O aquecimento das águas do Pacífico equatorial serve como motor para mudanças drásticas no clima mundial.
(Imagem: gerado por IA)
O cenário climático global está prestes a sofrer uma nova e drástica transformação. A Organização Meteorológica Mundial (OMM), braço da ONU, emitiu um alerta nesta terça-feira confirmando que há uma probabilidade de 80% de que um novo episódio do fenômeno El Niño se instale entre os meses de junho e agosto de 2026. Mais do que uma simples variação, a previsão aponta para um evento de intensidade que pode variar de moderada a forte, com potencial para desequilibrar ainda mais o termômetro do planeta.

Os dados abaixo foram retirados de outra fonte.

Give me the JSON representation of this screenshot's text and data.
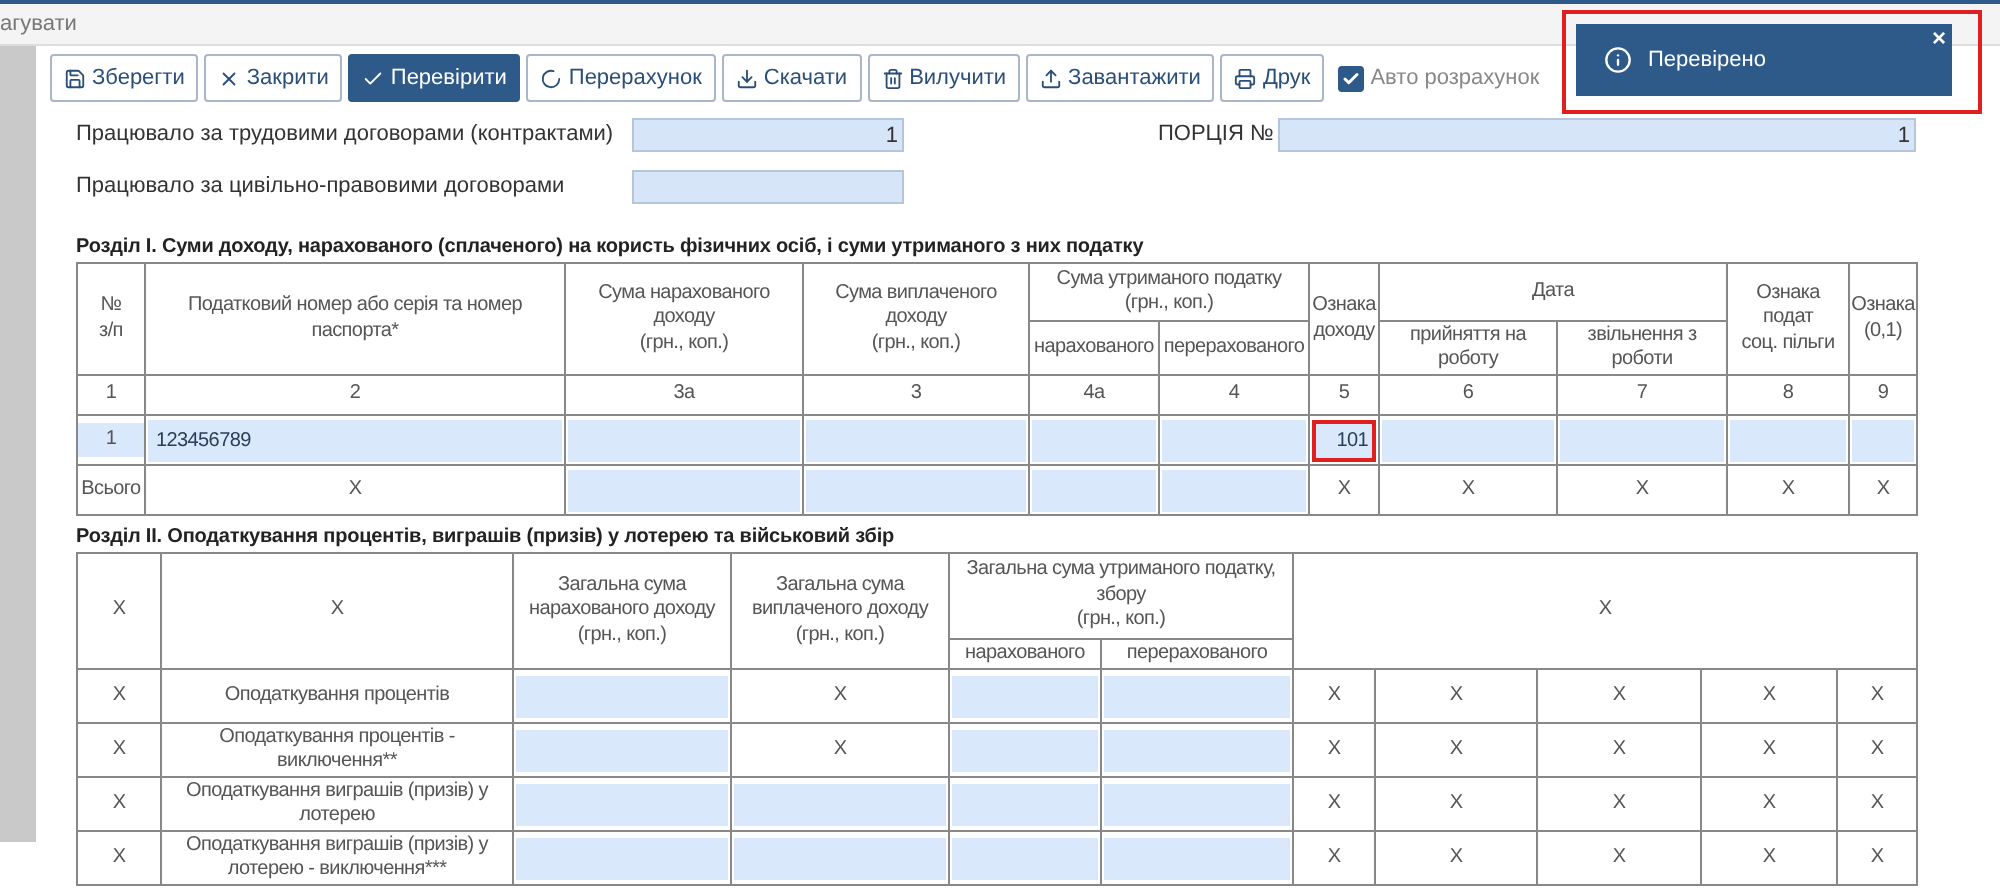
{
  "window": {
    "title": "агувати"
  },
  "toolbar": {
    "buttons": [
      {
        "label": "Зберегти",
        "primary": false
      },
      {
        "label": "Закрити",
        "primary": false
      },
      {
        "label": "Перевірити",
        "primary": true
      },
      {
        "label": "Перерахунок",
        "primary": false
      },
      {
        "label": "Скачати",
        "primary": false
      },
      {
        "label": "Вилучити",
        "primary": false
      },
      {
        "label": "Завантажити",
        "primary": false
      },
      {
        "label": "Друк",
        "primary": false
      }
    ],
    "auto_calc": {
      "label": "Авто розрахунок",
      "checked": true
    }
  },
  "notification": {
    "text": "Перевірено",
    "highlighted": true,
    "close": "×"
  },
  "fields": [
    {
      "label": "Працювало за трудовими договорами (контрактами)",
      "value": "1"
    },
    {
      "label": "Працювало за цивільно-правовими договорами"
    }
  ],
  "portion": {
    "label": "ПОРЦІЯ №",
    "value": "1"
  },
  "section_1": {
    "title": "Розділ I. Суми доходу, нарахованого (сплаченого) на користь фізичних осіб, і суми утриманого з них податку",
    "header": [
      [
        "№\nз/п",
        "Податковий номер або серія та номер\nпаспорта*",
        "Сума нарахованого\nдоходу\n(грн., коп.)",
        "Сума виплаченого\nдоходу\n(грн., коп.)",
        "Сума утриманого податку\n(грн., коп.)",
        "Ознака\nдоходу",
        "Дата",
        "Ознака\nподат\nсоц. пільги",
        "Ознака\n(0,1)"
      ],
      [
        "нарахованого",
        "перерахованого",
        "прийняття на\nроботу",
        "звільнення з\nроботи"
      ]
    ],
    "numbers": [
      "1",
      "2",
      "3а",
      "3",
      "4а",
      "4",
      "5",
      "6",
      "7",
      "8",
      "9"
    ],
    "rows": [
      {
        "kind": "entry",
        "cells": [
          {
            "kind": "text",
            "text": "1"
          },
          {
            "kind": "input",
            "text": "123456789"
          },
          {
            "kind": "input"
          },
          {
            "kind": "input"
          },
          {
            "kind": "input"
          },
          {
            "kind": "input"
          },
          {
            "kind": "input",
            "text": "101",
            "highlighted": true
          },
          {
            "kind": "input"
          },
          {
            "kind": "input"
          },
          {
            "kind": "input"
          },
          {
            "kind": "input"
          }
        ]
      },
      {
        "kind": "total",
        "cells": [
          {
            "kind": "text",
            "text": "Всього"
          },
          {
            "kind": "text",
            "text": "X"
          },
          {
            "kind": "input"
          },
          {
            "kind": "input"
          },
          {
            "kind": "input"
          },
          {
            "kind": "input"
          },
          {
            "kind": "text",
            "text": "X"
          },
          {
            "kind": "text",
            "text": "X"
          },
          {
            "kind": "text",
            "text": "X"
          },
          {
            "kind": "text",
            "text": "X"
          },
          {
            "kind": "text",
            "text": "X"
          }
        ]
      }
    ]
  },
  "section_2": {
    "title": "Розділ II. Оподаткування процентів, виграшів (призів) у лотерею та військовий збір",
    "header": [
      [
        "X",
        "X",
        "Загальна сума\nнарахованого доходу\n(грн., коп.)",
        "Загальна сума\nвиплаченого доходу\n(грн., коп.)",
        "Загальна сума утриманого податку,\nзбору\n(грн., коп.)",
        "X"
      ],
      [
        "нарахованого",
        "перерахованого"
      ]
    ],
    "rows": [
      {
        "cells": [
          {
            "kind": "text",
            "text": "X"
          },
          {
            "kind": "text",
            "text": "Оподаткування процентів"
          },
          {
            "kind": "input"
          },
          {
            "kind": "text",
            "text": "X"
          },
          {
            "kind": "input"
          },
          {
            "kind": "input"
          },
          {
            "kind": "text",
            "text": "X"
          },
          {
            "kind": "text",
            "text": "X"
          },
          {
            "kind": "text",
            "text": "X"
          },
          {
            "kind": "text",
            "text": "X"
          },
          {
            "kind": "text",
            "text": "X"
          }
        ]
      },
      {
        "cells": [
          {
            "kind": "text",
            "text": "X"
          },
          {
            "kind": "text",
            "text": "Оподаткування процентів -\nвиключення**"
          },
          {
            "kind": "input"
          },
          {
            "kind": "text",
            "text": "X"
          },
          {
            "kind": "input"
          },
          {
            "kind": "input"
          },
          {
            "kind": "text",
            "text": "X"
          },
          {
            "kind": "text",
            "text": "X"
          },
          {
            "kind": "text",
            "text": "X"
          },
          {
            "kind": "text",
            "text": "X"
          },
          {
            "kind": "text",
            "text": "X"
          }
        ]
      },
      {
        "cells": [
          {
            "kind": "text",
            "text": "X"
          },
          {
            "kind": "text",
            "text": "Оподаткування виграшів (призів) у\nлотерею"
          },
          {
            "kind": "input"
          },
          {
            "kind": "input"
          },
          {
            "kind": "input"
          },
          {
            "kind": "input"
          },
          {
            "kind": "text",
            "text": "X"
          },
          {
            "kind": "text",
            "text": "X"
          },
          {
            "kind": "text",
            "text": "X"
          },
          {
            "kind": "text",
            "text": "X"
          },
          {
            "kind": "text",
            "text": "X"
          }
        ]
      },
      {
        "cells": [
          {
            "kind": "text",
            "text": "X"
          },
          {
            "kind": "text",
            "text": "Оподаткування виграшів (призів) у\nлотерею - виключення***"
          },
          {
            "kind": "input"
          },
          {
            "kind": "input"
          },
          {
            "kind": "input"
          },
          {
            "kind": "input"
          },
          {
            "kind": "text",
            "text": "X"
          },
          {
            "kind": "text",
            "text": "X"
          },
          {
            "kind": "text",
            "text": "X"
          },
          {
            "kind": "text",
            "text": "X"
          },
          {
            "kind": "text",
            "text": "X"
          }
        ]
      }
    ]
  }
}
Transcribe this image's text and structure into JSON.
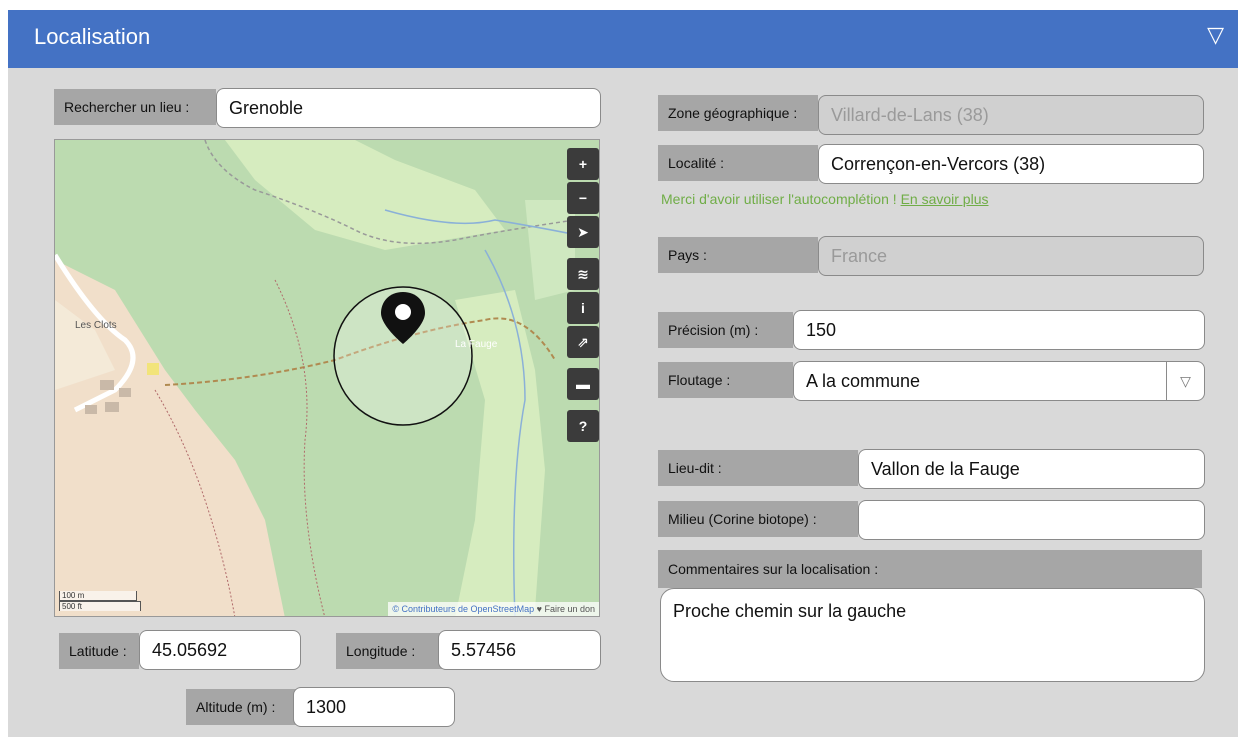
{
  "header": {
    "title": "Localisation",
    "toggle_icon": "triangle-down-outline-icon"
  },
  "search": {
    "label": "Rechercher un lieu :",
    "value": "Grenoble"
  },
  "map": {
    "controls": [
      {
        "name": "zoom-in",
        "glyph": "+"
      },
      {
        "name": "zoom-out",
        "glyph": "−"
      },
      {
        "name": "locate",
        "glyph": "➤"
      },
      {
        "name": "layers",
        "glyph": "≋"
      },
      {
        "name": "info",
        "glyph": "i"
      },
      {
        "name": "share",
        "glyph": "⇗"
      },
      {
        "name": "comment",
        "glyph": "▬"
      },
      {
        "name": "help",
        "glyph": "?"
      }
    ],
    "place_labels": {
      "les_clots": "Les Clots",
      "la_fauge": "La Fauge"
    },
    "scale": {
      "metric": "100 m",
      "imperial": "500 ft"
    },
    "attribution": {
      "osm": "© Contributeurs de OpenStreetMap",
      "donate": "♥ Faire un don"
    }
  },
  "coords": {
    "latitude_label": "Latitude :",
    "latitude": "45.05692",
    "longitude_label": "Longitude :",
    "longitude": "5.57456",
    "altitude_label": "Altitude (m) :",
    "altitude": "1300"
  },
  "right": {
    "zone_label": "Zone géographique :",
    "zone_value": "Villard-de-Lans (38)",
    "localite_label": "Localité :",
    "localite_value": "Corrençon-en-Vercors (38)",
    "help_text": "Merci d'avoir utiliser l'autocomplétion ! ",
    "help_link": "En savoir plus",
    "pays_label": "Pays :",
    "pays_value": "France",
    "precision_label": "Précision (m) :",
    "precision_value": "150",
    "floutage_label": "Floutage :",
    "floutage_value": "A la commune",
    "lieudit_label": "Lieu-dit :",
    "lieudit_value": "Vallon de la Fauge",
    "milieu_label": "Milieu (Corine biotope) :",
    "milieu_value": "",
    "comment_label": "Commentaires sur la localisation :",
    "comment_value": "Proche chemin sur la gauche"
  },
  "colors": {
    "header": "#4472c4",
    "panel": "#d9d9d9",
    "label_bg": "#a6a6a6",
    "help": "#70ad47"
  }
}
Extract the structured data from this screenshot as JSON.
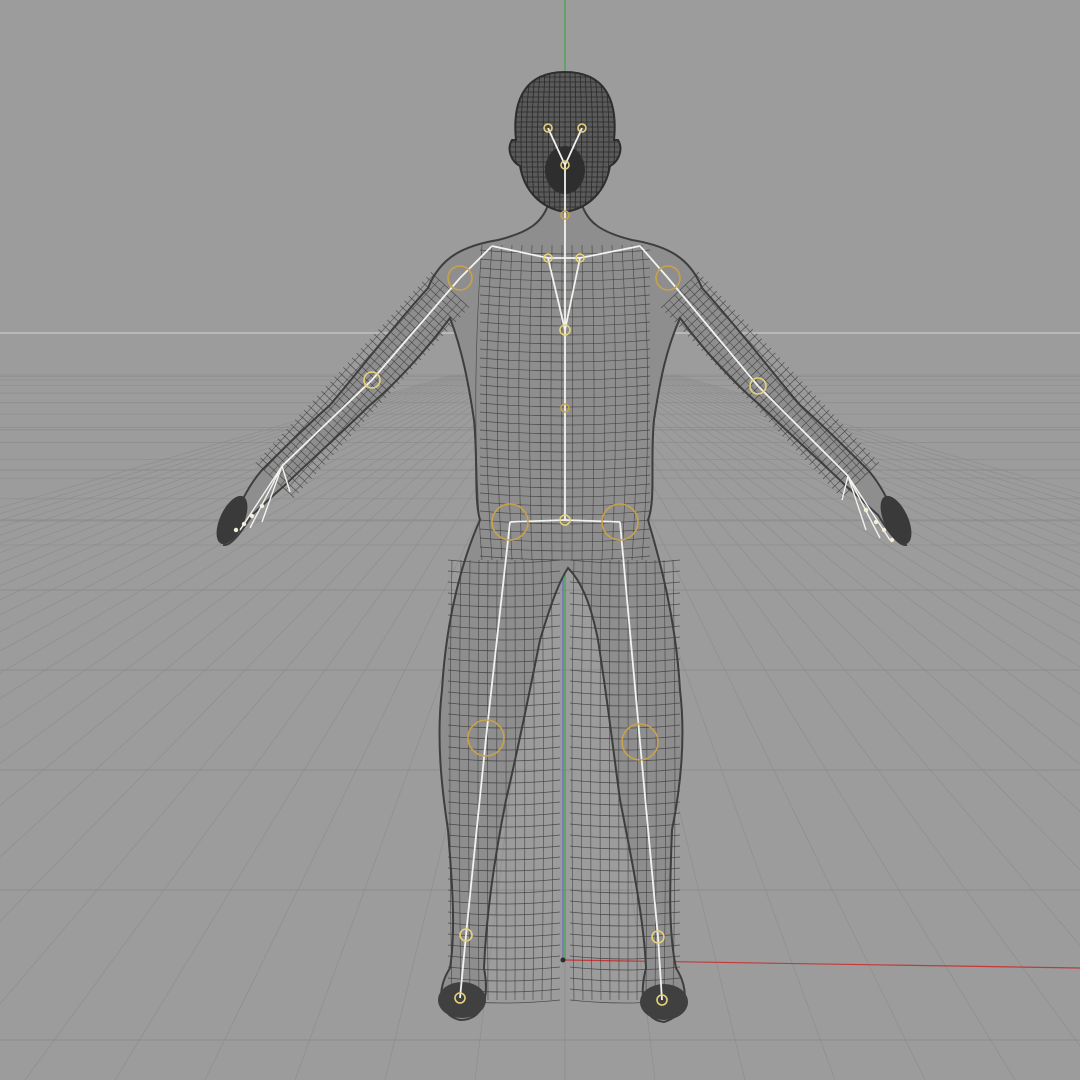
{
  "viewport": {
    "view": "front",
    "shading": "wireframe",
    "background_color": "#9c9c9c"
  },
  "grid": {
    "visible": true,
    "line_color": "#8a8a8a",
    "horizon_color": "#c8c8c8"
  },
  "axes": {
    "x_axis_color": "#c23a3a",
    "y_axis_color": "#3fa64a",
    "z_axis_color": "#5560d0",
    "origin_color": "#2b2b2b"
  },
  "model": {
    "type": "humanoid-mesh",
    "pose": "A-pose",
    "mesh_color": "#3e3e3e",
    "mesh_highlight_color": "#5a5a5a"
  },
  "rig": {
    "visible": true,
    "bone_color": "#f2f2ee",
    "joint_color": "#e6d27a",
    "joint_alt_color": "#c9a24a"
  }
}
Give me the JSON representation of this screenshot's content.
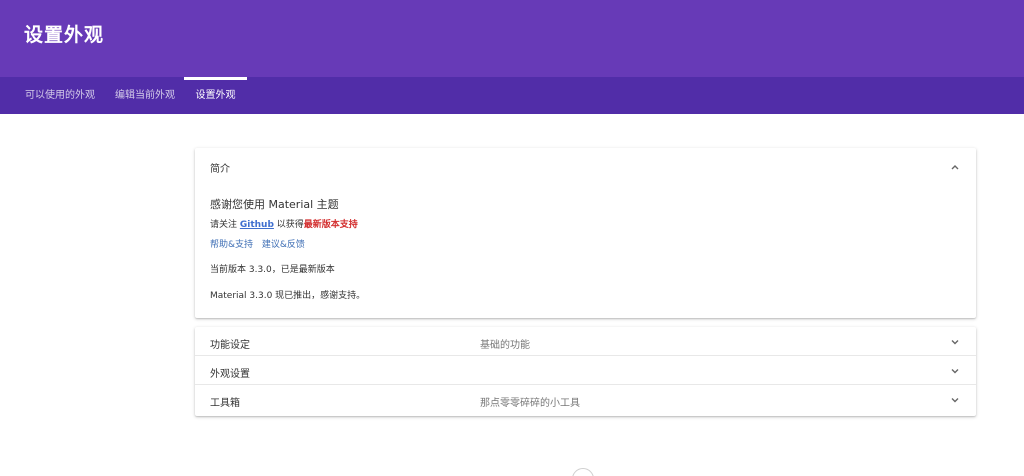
{
  "header": {
    "title": "设置外观"
  },
  "tabs": [
    {
      "label": "可以使用的外观"
    },
    {
      "label": "编辑当前外观"
    },
    {
      "label": "设置外观"
    }
  ],
  "intro": {
    "heading": "简介",
    "thanks": "感谢您使用 Material 主题",
    "follow_prefix": "请关注 ",
    "github_label": "Github",
    "follow_mid": " 以获得",
    "follow_strong": "最新版本支持",
    "help_link": "帮助&支持",
    "feedback_link": "建议&反馈",
    "version_text": "当前版本 3.3.0，已是最新版本",
    "release_text": "Material 3.3.0 现已推出，感谢支持。"
  },
  "sections": [
    {
      "label": "功能设定",
      "desc": "基础的功能"
    },
    {
      "label": "外观设置",
      "desc": ""
    },
    {
      "label": "工具箱",
      "desc": "那点零零碎碎的小工具"
    }
  ],
  "icons": {
    "collapse": "chevron-up-icon",
    "expand": "chevron-down-icon"
  },
  "colors": {
    "primary": "#673ab7",
    "primary_dark": "#512da8",
    "accent_red": "#d32f2f",
    "link": "#3f6fcf"
  }
}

O que esperar do novo ciclo climático
Diferente de variações passageiras, o El Niño é caracterizado pelo aquecimento anormal das águas superficiais do Oceano Pacífico equatorial. Na prática, isso funciona como um motor que altera a circulação de ventos e massas de ar em todo o mundo. Segundo a atualização mais recente da OMM, as chances de que este fenômeno se estenda até, pelo menos, novembro de 2026 são superiores a 90%, o que indica um segundo semestre de clima imprevisível e possivelmente perigoso.
A secretária-geral da OMM, Celeste Saulo, foi enfática ao destacar os riscos. "Temos que nos preparar para um episódio potencialmente forte, que vai agravar as secas, aumentar a incidência de chuvas intensas e elevar o risco de ondas de calor sufocantes, tanto em terra firme quanto nos oceanos", alertou. O monitoramento já detectou anomalias térmicas impressionantes: abaixo da superfície do mar, as temperaturas chegaram a superar em mais de 6ºC as médias sazonais, servindo como combustível para o que está por vir.
Impactos na vida real e economia
Para o cidadão comum, isso não significa apenas "dias mais quentes". O El Niño costuma redefinir os regimes de chuva, o que afeta diretamente a agricultura, o preço dos alimentos e o abastecimento de energia. No hemisfério norte, a expectativa é de temperaturas acima do normal em quase todas as regiões. Já na América Central e em partes da Ásia, o risco é de secas severas que podem comprometer safras inteiras.
Paralelamente, o fenômeno altera a dinâmica dos oceanos. Durante o verão do hemisfério norte, as águas mais quentes podem potencializar a formação de furacões no Pacífico, enquanto tendem a limitar o desenvolvimento desses sistemas no Atlântico. Entretanto, o calor retido no oceano é um alerta crítico para a biodiversidade marinha e para cidades costeiras que já sofrem com o aumento do nível do mar.
Um alerta urgente da ONU
O Secretário-Geral da ONU, António Guterres, reforçou a gravidade do momento em um pronunciamento oficial. Para ele, o mundo deve encarar este evento como um "alerta climático urgente". Guterres pontuou que as condições do El Niño vão "jogar mais lenha na fogueira" de um planeta que já enfrenta o aquecimento global causado pela atividade humana. Ele aproveitou a ocasião para reiterar o apelo pelo fim da dependência global de combustíveis fósseis.
Vale lembrar que o último ciclo do fenômeno, entre 2023 e 2024, foi um dos principais responsáveis por tornar esses anos os mais quentes já registrados na história da humanidade. Embora a ciência ainda discuta se as mudanças climáticas aumentam a frequência do El Niño, é consenso que um planeta mais quente torna os efeitos do fenômeno muito mais intensos e devastadores. O momento agora é de vigilância e adaptação para governos e sociedade civil.